The girl’s behavior was odd. While older than she pretended to be, she was perceptive and thoughtful, yet reluctant to open up. She had definitely been hiding something for a long time, afraid to admit it to anyone. More than anything else, she needed someone she could confide in—once she learned to trust them. Midge had no idea if she would ever see her again, but hoped she might find someone trustworthy.

She considered again whether she should contact someone, but realized the girl would clam up and disappear, likely forever.
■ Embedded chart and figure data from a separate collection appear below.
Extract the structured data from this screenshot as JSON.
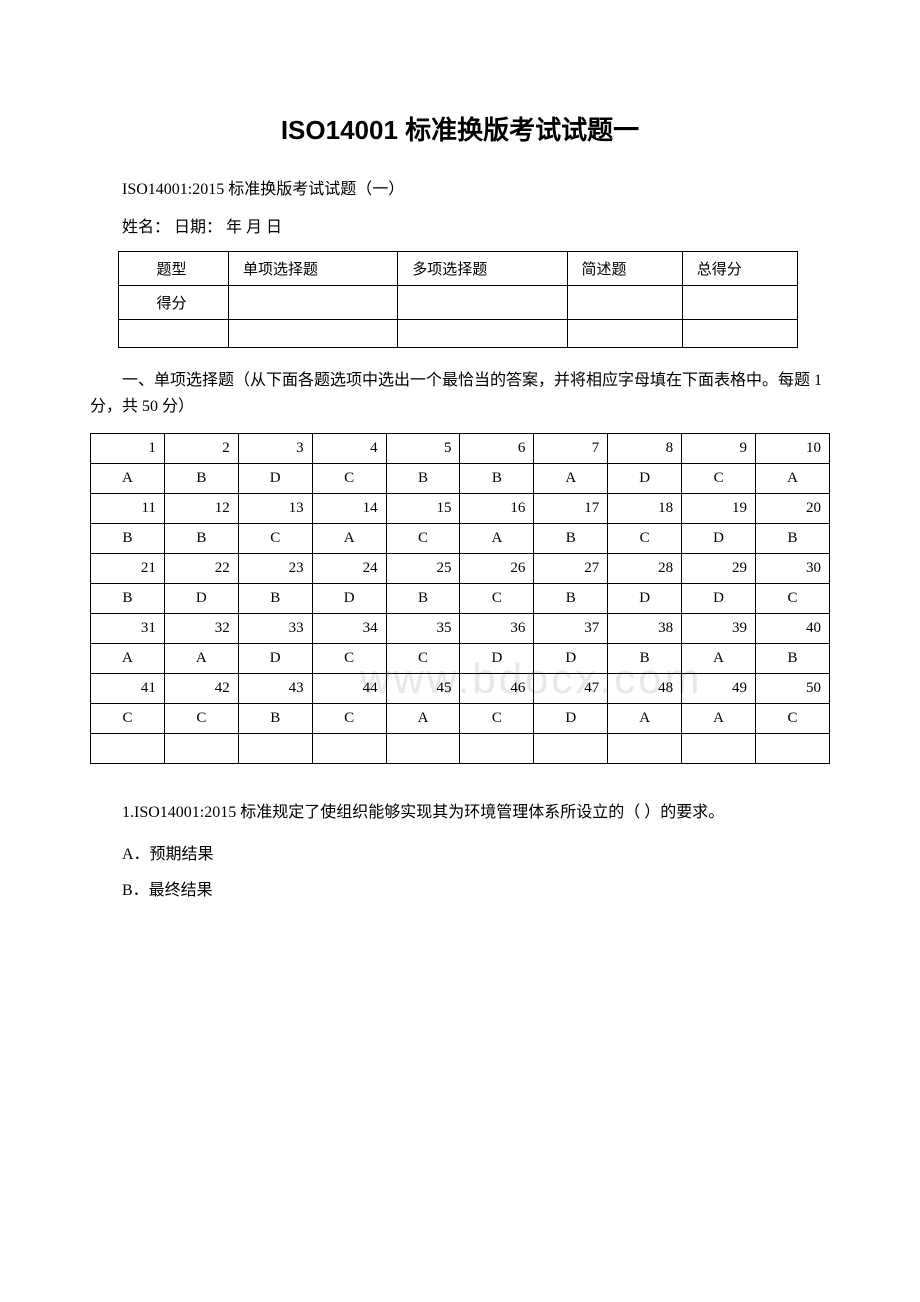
{
  "title": "ISO14001 标准换版考试试题一",
  "subtitle": "ISO14001:2015 标准换版考试试题（一）",
  "name_date": "姓名：  日期： 年 月  日",
  "watermark": "www.bdocx.com",
  "score_table": {
    "headers": [
      "题型",
      "单项选择题",
      "多项选择题",
      "简述题",
      "总得分"
    ],
    "row_label": "得分"
  },
  "section1_heading": "一、单项选择题（从下面各题选项中选出一个最恰当的答案，并将相应字母填在下面表格中。每题 1 分，共 50 分）",
  "answer_table": {
    "numbers": [
      [
        "1",
        "2",
        "3",
        "4",
        "5",
        "6",
        "7",
        "8",
        "9",
        "10"
      ],
      [
        "11",
        "12",
        "13",
        "14",
        "15",
        "16",
        "17",
        "18",
        "19",
        "20"
      ],
      [
        "21",
        "22",
        "23",
        "24",
        "25",
        "26",
        "27",
        "28",
        "29",
        "30"
      ],
      [
        "31",
        "32",
        "33",
        "34",
        "35",
        "36",
        "37",
        "38",
        "39",
        "40"
      ],
      [
        "41",
        "42",
        "43",
        "44",
        "45",
        "46",
        "47",
        "48",
        "49",
        "50"
      ]
    ],
    "answers": [
      [
        "A",
        "B",
        "D",
        "C",
        "B",
        "B",
        "A",
        "D",
        "C",
        "A"
      ],
      [
        "B",
        "B",
        "C",
        "A",
        "C",
        "A",
        "B",
        "C",
        "D",
        "B"
      ],
      [
        "B",
        "D",
        "B",
        "D",
        "B",
        "C",
        "B",
        "D",
        "D",
        "C"
      ],
      [
        "A",
        "A",
        "D",
        "C",
        "C",
        "D",
        "D",
        "B",
        "A",
        "B"
      ],
      [
        "C",
        "C",
        "B",
        "C",
        "A",
        "C",
        "D",
        "A",
        "A",
        "C"
      ]
    ]
  },
  "question1": "1.ISO14001:2015 标准规定了使组织能够实现其为环境管理体系所设立的（ ）的要求。",
  "options": {
    "a": "A．预期结果",
    "b": "B．最终结果"
  }
}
She could sense the girl was troubled, but had a strong, resilient iron core under her fragile exterior.

After finishing her treat and quietly nursing her water a while longer, Peg decided it was safe to return. Midge noticed her nervous glance and stopped by.

“Thank you for the pie, the water, letting me sit here and everything. I appreciate it. My parents will be here soon, but I’m going to the little girl’s room first. If they ask, you can tell them where I am.”

Midge smiled with a sense of relief. The girl apparently wasn’t alone and destitute. “Sure thing, hun. I’ll keep a look out for them. I’d love to tell them what a little sweetheart you are.”

Peg slid off her stool more easily than she clambered on, and headed towards the rest room. When she didn’t return after a full five minutes, Midge started to worry, but assumed Peg was having digestive problems. Ten minutes later, she was definitely worried, especially as her parents hadn’t arrived.

She went to check on her, but she wasn’t there. The window was intact—unopened to allow someone to slip out. There was no other way out. It was then that Midge decided she should contact someone.